REASON FOR EVOLUTIONARY ADAPTION

Explanations for the evolution of the human cerebral cortex mainly focus on the selection pressures of the physical and social environment, e.g., climate, diet, food availability, sexual selection, group size, coalition formation and parental care. Hunting in groups possibly necessitated the development of language. Evolutionary researchers propose that the human mind evolved because of natural selection. Therefore, modules such as Broca’s area would have developed in response to selective pressures and increased chances of survival, e.g., "fit" behaviour.

APPLICATION TO THE REAL WORLD

Future developments for localisation of function theories may lie in "modular psychiatry". The concept is that a modular understanding of the brain and advanced neuro-imaging techniques will allow for a more practical diagnosis of mental and emotional disorders. For example, schizophrenics often have problems with Broca’s area.

CRITICISMS

Broca believed Broca’s area to be critical for speech production. HOWEVER, However, although there is evidence from case studies to support the function of Broca’s and Wernicke’s areas, more recent research has provided contradictory evidence. Dronkers et al. (2007) conducted an MRI scan on Tan’s brain, to try to confirm Broca’s findings. Although a lesion was found in Broca’s area, they also found evidence to suggest other areas may have contributed to the failure in speech production. Moreover, other neuroscientists have found that when people perform cognitive tasks (nothing to do with language) their Broca area is active. Fedorenko (2012) discovered two regions of Broca’s area – one selectively involved in language, the other involved in responding to many demanding cognitive tasks (such as performing maths problems. These results suggest that Broca’s area may not be the only region responsible for speech production, and the deficits found in patients with Broca’s aphasia could result from damage to other neighbouring regions.

A SHORT EXAMPLE OF OTHER POSSIBLE WAYS TO WRITE A01 and A03.

Instead of writing all A01 and A03, you can intersperse them.

Localisation of function is the idea that certain functions (e.g., language, memory, etc.) have certain locations or areas within the brain.

An important area thought to be localised is voluntary movement. From the 1700s various physiologists had discovered what later became known as the motor cortex by ablating - which is essentially removing cortical tissue from various animals and then observing which area became defunct when the animal became conscious.

Researchers observed that when they ablated the back strip of the frontal lobe, it always resulted in a loss of some motor function.
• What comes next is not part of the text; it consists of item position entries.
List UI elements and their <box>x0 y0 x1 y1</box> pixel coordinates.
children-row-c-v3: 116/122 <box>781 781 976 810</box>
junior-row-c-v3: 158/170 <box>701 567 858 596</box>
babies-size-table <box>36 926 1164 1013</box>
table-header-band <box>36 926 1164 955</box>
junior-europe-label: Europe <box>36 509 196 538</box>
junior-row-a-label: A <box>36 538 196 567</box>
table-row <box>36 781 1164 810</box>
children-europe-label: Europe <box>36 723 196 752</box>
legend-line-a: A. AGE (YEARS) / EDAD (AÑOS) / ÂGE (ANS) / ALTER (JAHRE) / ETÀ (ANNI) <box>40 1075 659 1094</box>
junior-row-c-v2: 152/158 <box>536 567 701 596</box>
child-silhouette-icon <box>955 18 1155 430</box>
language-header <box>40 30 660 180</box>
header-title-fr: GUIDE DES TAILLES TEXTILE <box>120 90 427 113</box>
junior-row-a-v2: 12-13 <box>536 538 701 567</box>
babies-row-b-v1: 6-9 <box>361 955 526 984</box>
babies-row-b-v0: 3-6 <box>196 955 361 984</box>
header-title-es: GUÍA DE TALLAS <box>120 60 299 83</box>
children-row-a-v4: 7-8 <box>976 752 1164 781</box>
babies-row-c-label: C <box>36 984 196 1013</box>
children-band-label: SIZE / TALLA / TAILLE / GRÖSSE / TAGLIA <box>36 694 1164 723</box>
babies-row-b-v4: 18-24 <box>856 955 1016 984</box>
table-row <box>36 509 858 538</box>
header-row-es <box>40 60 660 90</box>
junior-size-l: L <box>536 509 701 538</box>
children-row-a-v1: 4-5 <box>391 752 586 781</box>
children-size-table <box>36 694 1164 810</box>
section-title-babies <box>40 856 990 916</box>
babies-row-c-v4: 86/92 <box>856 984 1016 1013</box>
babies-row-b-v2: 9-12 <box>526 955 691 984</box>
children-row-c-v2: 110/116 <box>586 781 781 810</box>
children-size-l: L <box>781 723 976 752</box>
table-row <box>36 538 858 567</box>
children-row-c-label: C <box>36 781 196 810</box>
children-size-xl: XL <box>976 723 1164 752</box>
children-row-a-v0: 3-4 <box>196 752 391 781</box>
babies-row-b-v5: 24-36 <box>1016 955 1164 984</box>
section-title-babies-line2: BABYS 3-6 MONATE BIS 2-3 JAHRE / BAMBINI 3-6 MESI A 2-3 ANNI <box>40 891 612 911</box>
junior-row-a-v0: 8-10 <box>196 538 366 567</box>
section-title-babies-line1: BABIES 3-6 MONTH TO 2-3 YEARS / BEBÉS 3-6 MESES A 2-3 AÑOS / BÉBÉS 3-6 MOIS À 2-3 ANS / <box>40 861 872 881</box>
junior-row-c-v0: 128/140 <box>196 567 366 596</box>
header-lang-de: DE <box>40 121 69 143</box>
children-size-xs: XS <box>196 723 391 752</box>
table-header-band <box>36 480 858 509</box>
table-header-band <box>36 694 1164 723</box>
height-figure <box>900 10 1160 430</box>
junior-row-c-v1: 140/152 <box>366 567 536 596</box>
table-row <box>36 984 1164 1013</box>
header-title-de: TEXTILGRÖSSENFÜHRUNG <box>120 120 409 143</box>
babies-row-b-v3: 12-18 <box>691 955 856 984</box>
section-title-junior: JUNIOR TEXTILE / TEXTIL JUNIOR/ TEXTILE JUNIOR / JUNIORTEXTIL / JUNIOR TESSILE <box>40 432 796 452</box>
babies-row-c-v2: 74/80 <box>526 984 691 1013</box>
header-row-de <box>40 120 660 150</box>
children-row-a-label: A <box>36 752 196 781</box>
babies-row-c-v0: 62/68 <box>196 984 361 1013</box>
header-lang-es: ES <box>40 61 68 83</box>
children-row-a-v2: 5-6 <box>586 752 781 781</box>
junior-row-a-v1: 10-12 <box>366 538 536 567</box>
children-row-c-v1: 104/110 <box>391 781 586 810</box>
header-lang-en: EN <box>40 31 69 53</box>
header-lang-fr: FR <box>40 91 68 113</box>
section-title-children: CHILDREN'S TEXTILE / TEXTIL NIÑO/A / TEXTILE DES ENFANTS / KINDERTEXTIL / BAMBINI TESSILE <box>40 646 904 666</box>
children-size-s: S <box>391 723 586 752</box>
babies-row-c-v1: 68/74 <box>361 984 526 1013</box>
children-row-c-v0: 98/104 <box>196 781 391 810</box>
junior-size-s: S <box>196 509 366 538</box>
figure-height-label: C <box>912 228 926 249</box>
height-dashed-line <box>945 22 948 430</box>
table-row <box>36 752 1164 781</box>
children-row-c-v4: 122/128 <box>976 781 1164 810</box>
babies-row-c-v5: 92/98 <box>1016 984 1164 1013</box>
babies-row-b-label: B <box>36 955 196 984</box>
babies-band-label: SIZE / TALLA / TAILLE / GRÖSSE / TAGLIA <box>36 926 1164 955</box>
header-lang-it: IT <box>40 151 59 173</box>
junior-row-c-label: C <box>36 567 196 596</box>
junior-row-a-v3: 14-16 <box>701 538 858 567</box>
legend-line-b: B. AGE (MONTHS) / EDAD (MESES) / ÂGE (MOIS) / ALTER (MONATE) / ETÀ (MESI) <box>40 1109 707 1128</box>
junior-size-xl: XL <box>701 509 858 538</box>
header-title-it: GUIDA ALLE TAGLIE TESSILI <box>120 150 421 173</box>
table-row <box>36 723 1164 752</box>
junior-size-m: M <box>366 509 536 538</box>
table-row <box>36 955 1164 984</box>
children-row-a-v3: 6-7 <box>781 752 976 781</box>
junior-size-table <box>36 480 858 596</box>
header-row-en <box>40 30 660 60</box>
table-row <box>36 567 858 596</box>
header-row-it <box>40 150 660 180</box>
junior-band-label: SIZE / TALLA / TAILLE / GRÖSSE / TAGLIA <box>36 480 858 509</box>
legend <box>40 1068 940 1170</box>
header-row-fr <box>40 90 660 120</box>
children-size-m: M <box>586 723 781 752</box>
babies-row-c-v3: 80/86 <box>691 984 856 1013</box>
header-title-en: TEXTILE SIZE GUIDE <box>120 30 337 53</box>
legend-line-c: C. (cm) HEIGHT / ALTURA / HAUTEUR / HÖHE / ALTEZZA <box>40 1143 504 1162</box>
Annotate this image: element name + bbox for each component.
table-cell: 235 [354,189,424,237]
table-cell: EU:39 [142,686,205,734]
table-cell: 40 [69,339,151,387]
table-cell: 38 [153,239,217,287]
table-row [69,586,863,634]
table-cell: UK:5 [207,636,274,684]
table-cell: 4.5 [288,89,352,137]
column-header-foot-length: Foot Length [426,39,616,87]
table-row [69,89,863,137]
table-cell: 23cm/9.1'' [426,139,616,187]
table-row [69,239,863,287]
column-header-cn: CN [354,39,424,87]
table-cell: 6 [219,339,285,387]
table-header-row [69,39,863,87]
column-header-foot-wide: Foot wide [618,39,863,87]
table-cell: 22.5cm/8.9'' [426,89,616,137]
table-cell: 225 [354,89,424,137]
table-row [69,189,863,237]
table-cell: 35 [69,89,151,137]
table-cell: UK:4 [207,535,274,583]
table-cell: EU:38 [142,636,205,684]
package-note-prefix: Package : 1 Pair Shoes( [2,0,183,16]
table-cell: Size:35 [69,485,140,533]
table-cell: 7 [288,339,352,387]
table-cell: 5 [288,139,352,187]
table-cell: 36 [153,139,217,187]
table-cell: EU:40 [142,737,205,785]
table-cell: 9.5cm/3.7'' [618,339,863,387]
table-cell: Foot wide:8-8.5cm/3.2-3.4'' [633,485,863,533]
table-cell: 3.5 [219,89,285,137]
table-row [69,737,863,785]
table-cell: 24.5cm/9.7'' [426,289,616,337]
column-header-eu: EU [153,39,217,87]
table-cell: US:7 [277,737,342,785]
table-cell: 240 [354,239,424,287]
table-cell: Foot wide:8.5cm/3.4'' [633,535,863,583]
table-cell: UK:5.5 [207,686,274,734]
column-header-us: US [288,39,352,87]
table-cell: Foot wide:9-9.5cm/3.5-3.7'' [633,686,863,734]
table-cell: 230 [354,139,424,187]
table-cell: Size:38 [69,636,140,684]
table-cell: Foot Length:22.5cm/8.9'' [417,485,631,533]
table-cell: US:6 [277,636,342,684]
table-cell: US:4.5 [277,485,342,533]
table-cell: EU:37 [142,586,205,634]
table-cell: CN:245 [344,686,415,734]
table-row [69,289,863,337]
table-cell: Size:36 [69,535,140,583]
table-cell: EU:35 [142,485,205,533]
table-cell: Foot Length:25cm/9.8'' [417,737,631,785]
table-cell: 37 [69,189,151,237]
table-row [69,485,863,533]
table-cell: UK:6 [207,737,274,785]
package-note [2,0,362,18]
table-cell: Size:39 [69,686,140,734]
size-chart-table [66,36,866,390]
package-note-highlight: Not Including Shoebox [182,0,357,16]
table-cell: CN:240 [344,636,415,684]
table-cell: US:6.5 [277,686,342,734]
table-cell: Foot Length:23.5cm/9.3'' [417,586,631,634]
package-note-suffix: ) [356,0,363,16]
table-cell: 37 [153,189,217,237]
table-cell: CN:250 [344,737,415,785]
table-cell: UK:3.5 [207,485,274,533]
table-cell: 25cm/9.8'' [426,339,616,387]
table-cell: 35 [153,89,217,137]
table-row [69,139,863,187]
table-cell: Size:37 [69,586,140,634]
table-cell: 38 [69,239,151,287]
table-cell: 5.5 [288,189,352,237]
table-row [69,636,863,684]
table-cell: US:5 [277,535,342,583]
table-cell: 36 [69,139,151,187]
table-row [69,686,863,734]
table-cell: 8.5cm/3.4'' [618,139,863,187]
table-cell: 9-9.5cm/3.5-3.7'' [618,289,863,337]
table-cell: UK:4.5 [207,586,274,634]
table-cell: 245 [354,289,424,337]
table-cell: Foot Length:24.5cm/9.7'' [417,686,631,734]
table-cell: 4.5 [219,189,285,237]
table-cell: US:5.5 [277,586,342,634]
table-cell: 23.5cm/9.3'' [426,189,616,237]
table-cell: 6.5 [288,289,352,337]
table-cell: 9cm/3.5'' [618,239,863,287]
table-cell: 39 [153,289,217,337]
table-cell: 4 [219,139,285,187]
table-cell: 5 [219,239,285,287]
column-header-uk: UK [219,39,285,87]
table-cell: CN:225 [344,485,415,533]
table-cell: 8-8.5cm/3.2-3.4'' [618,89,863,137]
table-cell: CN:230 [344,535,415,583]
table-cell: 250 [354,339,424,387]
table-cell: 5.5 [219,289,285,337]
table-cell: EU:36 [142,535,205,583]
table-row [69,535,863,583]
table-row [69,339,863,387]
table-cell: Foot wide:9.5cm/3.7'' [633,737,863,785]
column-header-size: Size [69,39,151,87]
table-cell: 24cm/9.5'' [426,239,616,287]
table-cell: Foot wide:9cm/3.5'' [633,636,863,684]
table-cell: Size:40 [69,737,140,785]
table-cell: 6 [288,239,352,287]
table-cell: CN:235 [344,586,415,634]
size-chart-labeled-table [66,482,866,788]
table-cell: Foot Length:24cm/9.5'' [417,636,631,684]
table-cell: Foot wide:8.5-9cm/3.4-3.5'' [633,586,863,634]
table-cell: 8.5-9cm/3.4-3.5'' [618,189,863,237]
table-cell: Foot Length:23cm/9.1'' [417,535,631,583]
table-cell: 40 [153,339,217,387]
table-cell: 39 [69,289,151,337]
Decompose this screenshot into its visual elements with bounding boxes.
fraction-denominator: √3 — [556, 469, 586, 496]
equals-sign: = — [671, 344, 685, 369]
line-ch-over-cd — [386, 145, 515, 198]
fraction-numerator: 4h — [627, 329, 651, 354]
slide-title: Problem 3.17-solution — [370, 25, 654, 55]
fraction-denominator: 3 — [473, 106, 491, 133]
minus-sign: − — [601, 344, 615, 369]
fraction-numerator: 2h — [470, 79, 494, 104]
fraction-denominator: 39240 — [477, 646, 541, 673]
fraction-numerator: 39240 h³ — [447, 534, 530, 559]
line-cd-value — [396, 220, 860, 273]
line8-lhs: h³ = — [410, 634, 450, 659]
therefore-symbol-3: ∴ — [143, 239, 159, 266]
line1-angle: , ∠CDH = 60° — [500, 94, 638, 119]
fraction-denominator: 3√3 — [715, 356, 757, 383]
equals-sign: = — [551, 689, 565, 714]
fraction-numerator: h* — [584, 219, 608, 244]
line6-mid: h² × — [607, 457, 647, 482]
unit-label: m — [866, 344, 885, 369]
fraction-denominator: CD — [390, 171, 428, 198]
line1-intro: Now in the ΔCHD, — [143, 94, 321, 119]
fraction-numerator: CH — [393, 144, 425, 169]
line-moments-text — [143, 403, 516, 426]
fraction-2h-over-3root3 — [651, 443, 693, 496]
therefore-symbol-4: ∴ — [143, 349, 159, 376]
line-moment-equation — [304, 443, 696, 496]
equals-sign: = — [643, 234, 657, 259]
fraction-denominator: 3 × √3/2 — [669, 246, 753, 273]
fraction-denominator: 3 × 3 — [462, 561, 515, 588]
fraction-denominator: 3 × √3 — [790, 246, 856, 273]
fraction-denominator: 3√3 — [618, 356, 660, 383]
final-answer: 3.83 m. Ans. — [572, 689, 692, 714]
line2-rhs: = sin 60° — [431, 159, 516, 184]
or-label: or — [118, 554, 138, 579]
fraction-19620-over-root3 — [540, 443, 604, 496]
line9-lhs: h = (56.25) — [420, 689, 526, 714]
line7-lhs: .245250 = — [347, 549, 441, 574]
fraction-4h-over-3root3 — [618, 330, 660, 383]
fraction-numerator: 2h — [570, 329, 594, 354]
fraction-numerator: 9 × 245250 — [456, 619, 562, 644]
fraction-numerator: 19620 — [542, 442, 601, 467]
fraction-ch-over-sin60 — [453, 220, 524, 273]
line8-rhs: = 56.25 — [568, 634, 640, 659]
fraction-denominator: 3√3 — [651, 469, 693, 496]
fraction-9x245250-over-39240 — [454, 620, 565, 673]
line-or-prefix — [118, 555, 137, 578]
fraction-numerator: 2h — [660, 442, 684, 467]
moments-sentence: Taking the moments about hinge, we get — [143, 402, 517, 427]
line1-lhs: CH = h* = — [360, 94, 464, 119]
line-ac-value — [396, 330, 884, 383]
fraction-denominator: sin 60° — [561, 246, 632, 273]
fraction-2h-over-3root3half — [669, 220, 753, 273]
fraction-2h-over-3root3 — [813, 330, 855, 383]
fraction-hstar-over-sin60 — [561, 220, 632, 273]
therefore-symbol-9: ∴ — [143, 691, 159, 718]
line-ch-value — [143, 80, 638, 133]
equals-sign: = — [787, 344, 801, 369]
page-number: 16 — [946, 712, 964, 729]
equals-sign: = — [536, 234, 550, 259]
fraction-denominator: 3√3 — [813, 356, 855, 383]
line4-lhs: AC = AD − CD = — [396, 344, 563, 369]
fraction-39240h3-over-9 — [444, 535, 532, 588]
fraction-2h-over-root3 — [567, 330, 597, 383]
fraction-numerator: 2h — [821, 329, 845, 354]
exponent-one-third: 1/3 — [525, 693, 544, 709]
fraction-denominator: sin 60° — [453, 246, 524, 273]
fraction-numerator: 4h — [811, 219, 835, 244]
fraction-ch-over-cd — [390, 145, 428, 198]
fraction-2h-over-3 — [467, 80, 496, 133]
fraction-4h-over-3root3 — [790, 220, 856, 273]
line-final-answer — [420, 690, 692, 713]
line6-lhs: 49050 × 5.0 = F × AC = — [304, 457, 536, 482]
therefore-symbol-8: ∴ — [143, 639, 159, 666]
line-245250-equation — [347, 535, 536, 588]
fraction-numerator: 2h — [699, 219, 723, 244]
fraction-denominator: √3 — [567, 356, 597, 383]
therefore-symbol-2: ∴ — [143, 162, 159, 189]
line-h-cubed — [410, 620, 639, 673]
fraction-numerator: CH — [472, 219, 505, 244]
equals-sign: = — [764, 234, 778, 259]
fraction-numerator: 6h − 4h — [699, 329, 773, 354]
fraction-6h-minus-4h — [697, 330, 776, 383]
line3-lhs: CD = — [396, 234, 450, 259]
As ablations became more refined, e.g., removing smaller areas of brain tissue, researchers could build up a more detailed record of how the brain represented the body in the cortex into what later became known as the topographical map. It was also discovered that anatomy that has more dexterity, e.g., fingers and tongue has more cortical tissue dedicated to it.

Similar research methods were used to discover the location of the somatosensory cortex, the home to all tactile information., e.g., ablations post-mortems.

However, using electrical stimulation in localisation research meant that data from living humans could be used. For example, in operations where tumours are removed, neurosurgeons need to stimulate or block neural pathways to identify important areas that should not be cut away, e.g., parts of the somatosensory cortex so it’s not removed along with the tumour. Such procedures have shown that humans can feel different sensations in parts of their bodies when researchers stimulate the anterior portion of the parietal lobe with electricity.

Furthermore, amputees with phantom limb ideation have also been used to prove the existence of the somatosensory cortex. The amputated limb is still represented in the brain’s topographical map despite it no longer being physically represented on the body. Therefore, amputees can still feel their missing limbs because their brain still represents their existence in their body map.